INTERVIEW: New HBO doc remembers golden age of print journalism
Photo: Jimmy Breslin was one of the most influential journalists of the 20th century. He is pictured at center. Photo courtesy of Paul Schwartzman / HBO / Provided by HBO Media Relations with permission.
Jimmy Breslin and Pete Hamill, two of the most influential American journalists of the 20th century, are the subjects of a new HBO documentary called Breslin and Hamill: Deadline Artists. The film airs Monday, Jan. 28 at 8 p.m. on the cable network.
To tell the story of Breslin and Hamill, two giants of print journalism who plied their trade at the New York Post and New York Daily News, three directors were needed: Jonathan Alter, John Block and Steve McCarthy.
“Besides being about Jimmy Breslin and Pete Hamill, the film is about race and class and the press,” said Alter, a journalist and columnist, in a recent phone interview. “Race, class, the role of the press — these are as resonant as any topics in America right now.”
Alter said it was a challenge for the co-directors to edit the film, even with the immense help of HBO’s team.
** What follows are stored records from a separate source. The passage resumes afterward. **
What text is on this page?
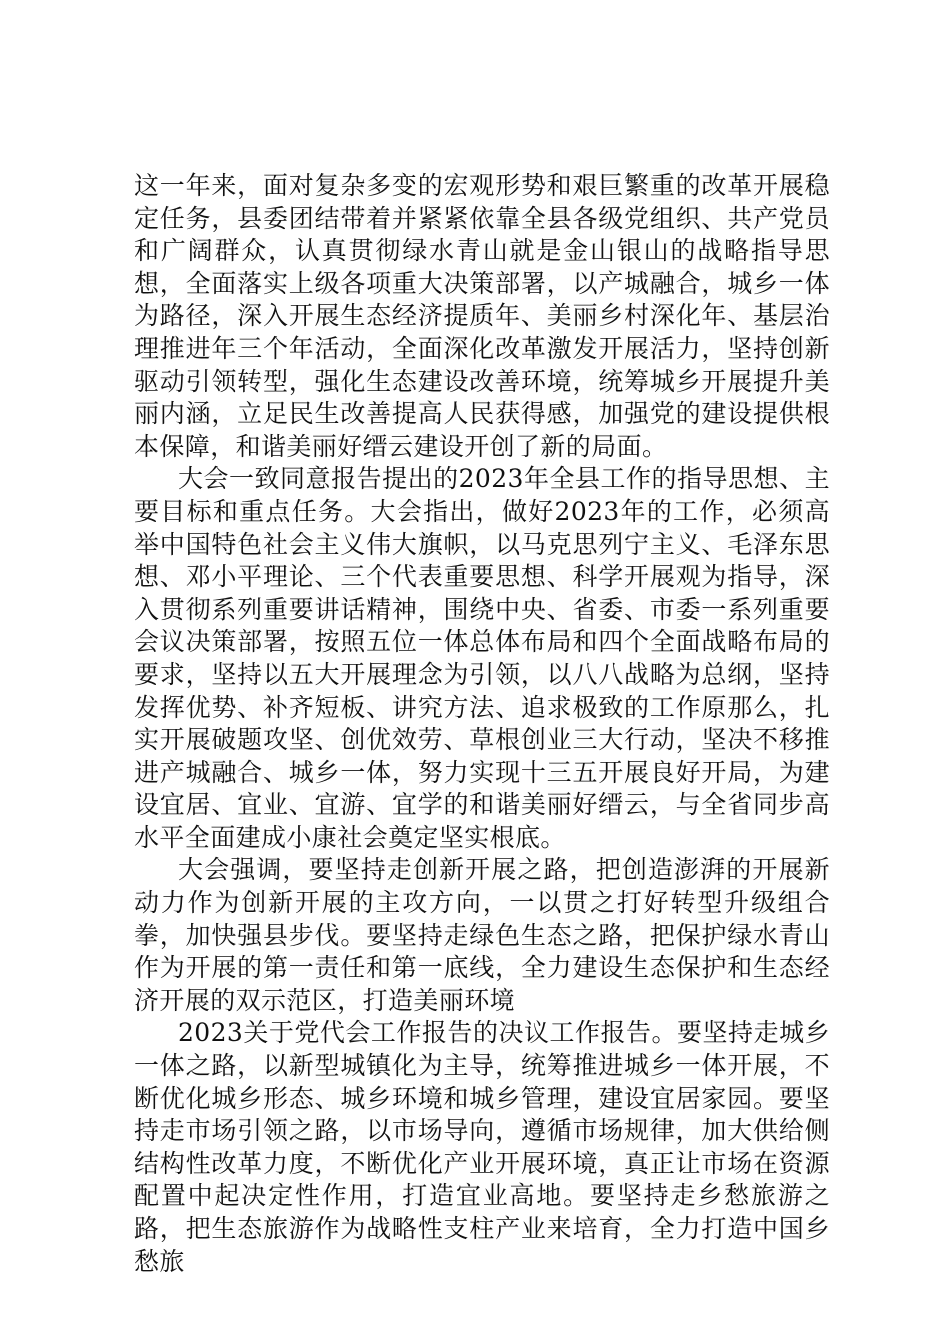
这一年来，面对复杂多变的宏观形势和艰巨繁重的改革开展稳定任务，县委团结带着并紧紧依靠全县各级党组织、共产党员和广阔群众，认真贯彻绿水青山就是金山银山的战略指导思想，全面落实上级各项重大决策部署，以产城融合，城乡一体为路径，深入开展生态经济提质年、美丽乡村深化年、基层治理推进年三个年活动，全面深化改革激发开展活力，坚持创新驱动引领转型，强化生态建设改善环境，统筹城乡开展提升美丽内涵，立足民生改善提高人民获得感，加强党的建设提供根本保障，和谐美丽好缙云建设开创了新的局面。

大会一致同意报告提出的2023年全县工作的指导思想、主要目标和重点任务。大会指出，做好2023年的工作，必须高举中国特色社会主义伟大旗帜，以马克思列宁主义、毛泽东思想、邓小平理论、三个代表重要思想、科学开展观为指导，深入贯彻系列重要讲话精神，围绕中央、省委、市委一系列重要会议决策部署，按照五位一体总体布局和四个全面战略布局的要求，坚持以五大开展理念为引领，以八八战略为总纲，坚持发挥优势、补齐短板、讲究方法、追求极致的工作原那么，扎实开展破题攻坚、创优效劳、草根创业三大行动，坚决不移推进产城融合、城乡一体，努力实现十三五开展良好开局，为建设宜居、宜业、宜游、宜学的和谐美丽好缙云，与全省同步高水平全面建成小康社会奠定坚实根底。

大会强调，要坚持走创新开展之路，把创造澎湃的开展新动力作为创新开展的主攻方向，一以贯之打好转型升级组合拳，加快强县步伐。要坚持走绿色生态之路，把保护绿水青山作为开展的第一责任和第一底线，全力建设生态保护和生态经济开展的双示范区，打造美丽环境

2023关于党代会工作报告的决议工作报告。要坚持走城乡一体之路，以新型城镇化为主导，统筹推进城乡一体开展，不断优化城乡形态、城乡环境和城乡管理，建设宜居家园。要坚持走市场引领之路，以市场导向，遵循市场规律，加大供给侧结构性改革力度，不断优化产业开展环境，真正让市场在资源配置中起决定性作用，打造宜业高地。要坚持走乡愁旅游之路，把生态旅游作为战略性支柱产业来培育，全力打造中国乡愁旅
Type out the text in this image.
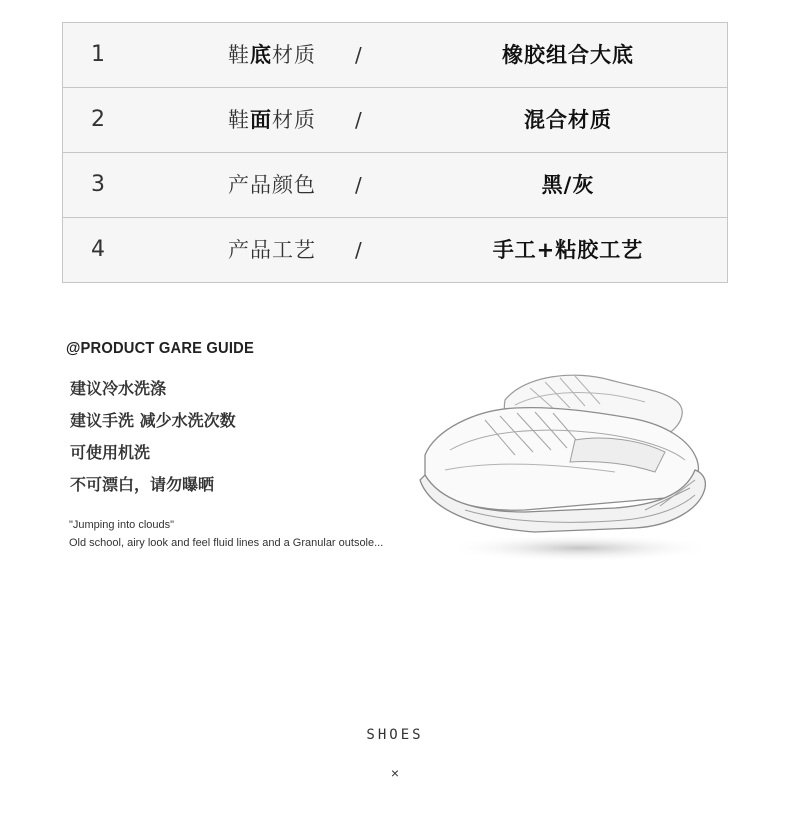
1	鞋底材质 /	橡胶组合大底
2	鞋面材质 /	混合材质
3	产品颜色 /	黑/灰
4	产品工艺 /	手工+粘胶工艺
@PRODUCT GARE GUIDE
建议冷水洗涤
建议手洗 减少水洗次数
可使用机洗
不可漂白，请勿曝晒
"Jumping into clouds"
Old school, airy look and feel fluid lines and a Granular outsole...
SHOES
×
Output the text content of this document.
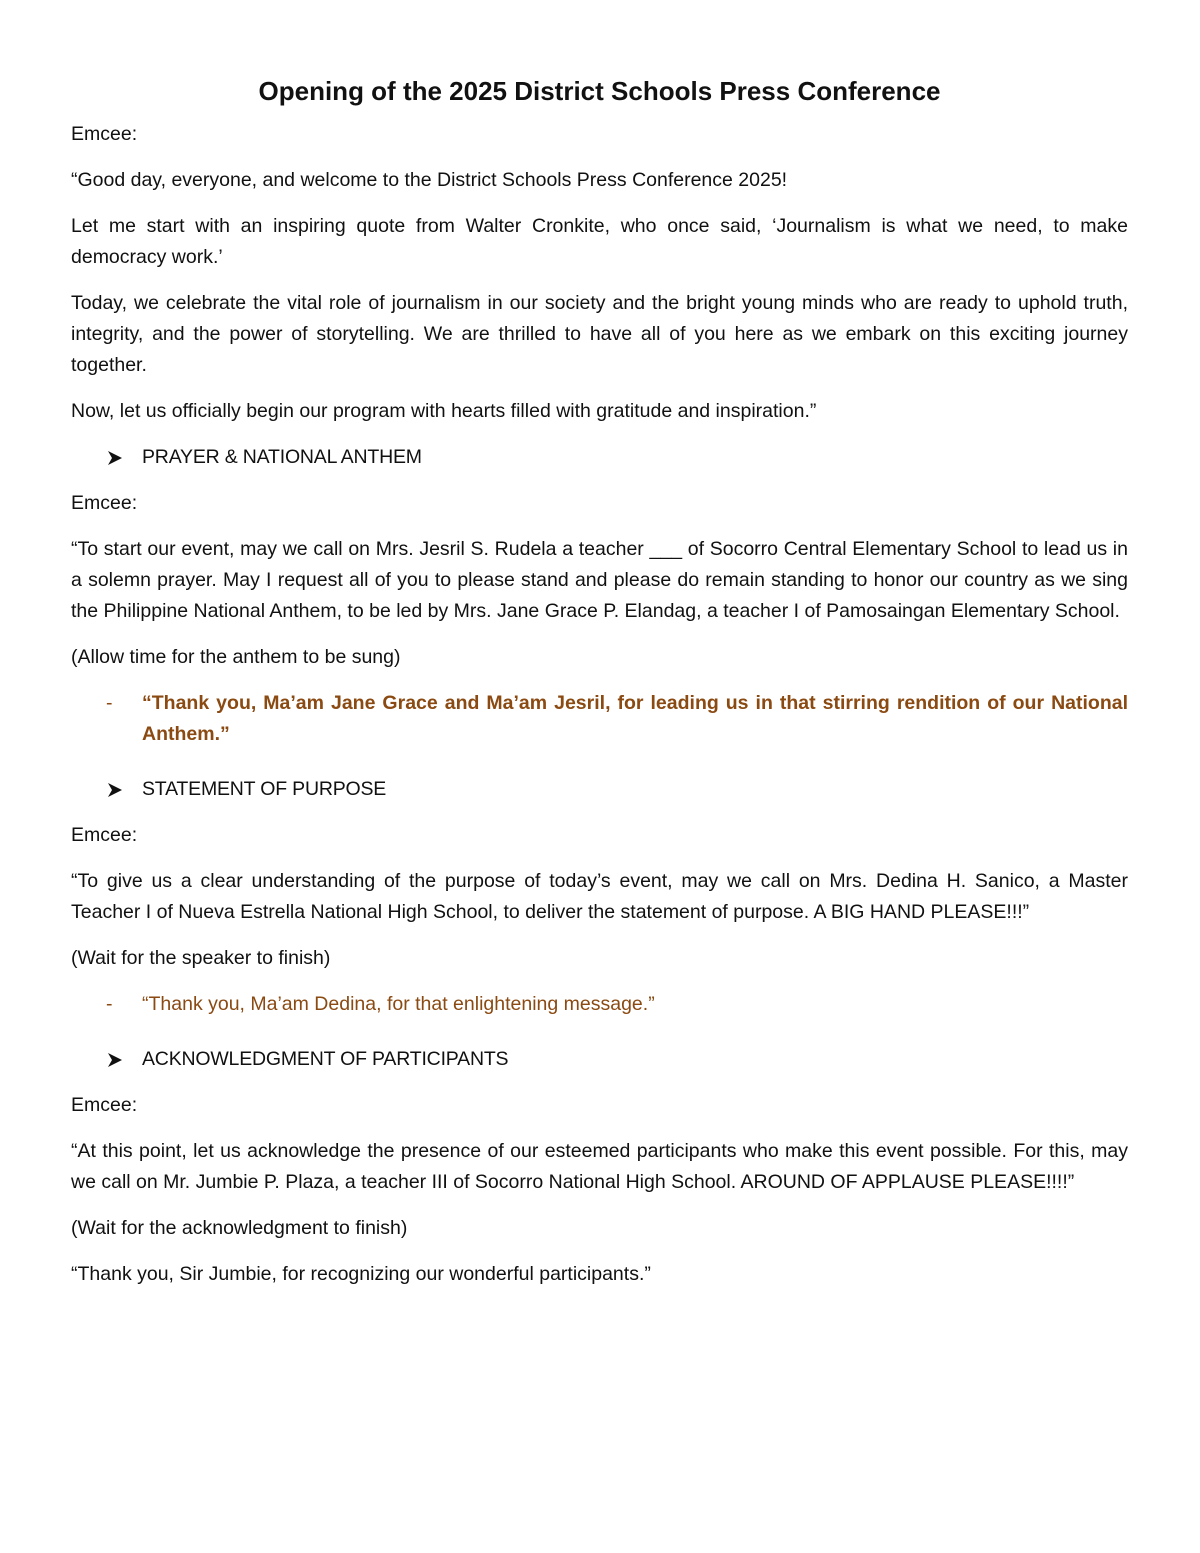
Opening of the 2025 District Schools Press Conference

Emcee:

“Good day, everyone, and welcome to the District Schools Press Conference 2025!

Let me start with an inspiring quote from Walter Cronkite, who once said, ‘Journalism is what we need, to make democracy work.’

Today, we celebrate the vital role of journalism in our society and the bright young minds who are ready to uphold truth, integrity, and the power of storytelling. We are thrilled to have all of you here as we embark on this exciting journey together.

Now, let us officially begin our program with hearts filled with gratitude and inspiration.”

PRAYER & NATIONAL ANTHEM

Emcee:

“To start our event, may we call on Mrs. Jesril S. Rudela a teacher ___ of Socorro Central Elementary School to lead us in a solemn prayer. May I request all of you to please stand and please do remain standing to honor our country as we sing the Philippine National Anthem, to be led by Mrs. Jane Grace P. Elandag, a teacher I of Pamosaingan Elementary School.

(Allow time for the anthem to be sung)

-	“Thank you, Ma’am Jane Grace and Ma’am Jesril, for leading us in that stirring rendition of our National Anthem.”
STATEMENT OF PURPOSE

Emcee:

“To give us a clear understanding of the purpose of today’s event, may we call on Mrs. Dedina H. Sanico, a Master Teacher I of Nueva Estrella National High School, to deliver the statement of purpose. A BIG HAND PLEASE!!!”

(Wait for the speaker to finish)

-	“Thank you, Ma’am Dedina, for that enlightening message.”
ACKNOWLEDGMENT OF PARTICIPANTS

Emcee:

“At this point, let us acknowledge the presence of our esteemed participants who make this event possible. For this, may we call on Mr. Jumbie P. Plaza, a teacher III of Socorro National High School. AROUND OF APPLAUSE PLEASE!!!!”

(Wait for the acknowledgment to finish)

“Thank you, Sir Jumbie, for recognizing our wonderful participants.”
They spent basically a year discussing what fit in the narrative and what needed to end up on the cutting room floor.
“We had 100 hours of archival material to go through and about 100 hours of interviews, so it was a lot of material,” he said. “These were all really complicated decisions that for me was a new experience since I come out of print journalism myself. All three of us have been in television news for a long time, but making these decisions was tough because we had an embarrassment of riches. On the other hand, all three of us had experience reducing a story to 1:30 on NBC Nightly News, so we were able to make choices. But making it a coherent narrative while making those decisions was tough and challenging.”
Breslin, who died in 2017, was a Pulitzer Prize winner who crafted a career out of covering New York crime, politics and society. Sometimes his focus turned to the national dialogue, like when he reported on President John F. Kennedy’s assassination.
Hamill is currently 83 years old and can look back at an illustrious career that includes newspaper columns, best-selling books and even the liner notes for a Bob Dylan album.
“There was a ‘when-giants-roamed-the-earth’ quality to the influence they had, which wasn’t just about them,” Alter said. “It was about the structure of media in mid-century America and how print journalism was more at the center of how we consume news, and it’s not like that at all.”
Breslin was unable to see a cut of the film before he died in 2017, but Alter said Hamill has seen the documentary and enjoyed the movie. It must have been satisfying for Alter to showcase his team’s finished product for a legend that had such a great influence on his own life.
“They both influenced me a lot,” Alter said. “I would say for Jimmy my single favorite column was [‘A Death in] Emergency Room 1,’ which was the less-famous column about John Kennedy’s assassination,” Alter said. “Jimmy gets to Dallas on the evening of Nov. 22, 1963, and he manages to find out what happened inside the room where the president died. There were so many other reporters there; they weren’t able to get anywhere near as close as Breslin. It was just an amazing feat of reporting on deadline and then beautifully written, and the gravedigger column is one that’s taught in every journalism school and is more famous.”
As far as Hamill’s journalism, Alter found the author’s post-9/11 column in the Daily News the best.
“I knew what it was like to try to write that story,” he said, “and that was a beautiful piece of personal journalism that both told his own story and gave readers a sense of what it was like to be in the middle of one of the most significant stories in American history.”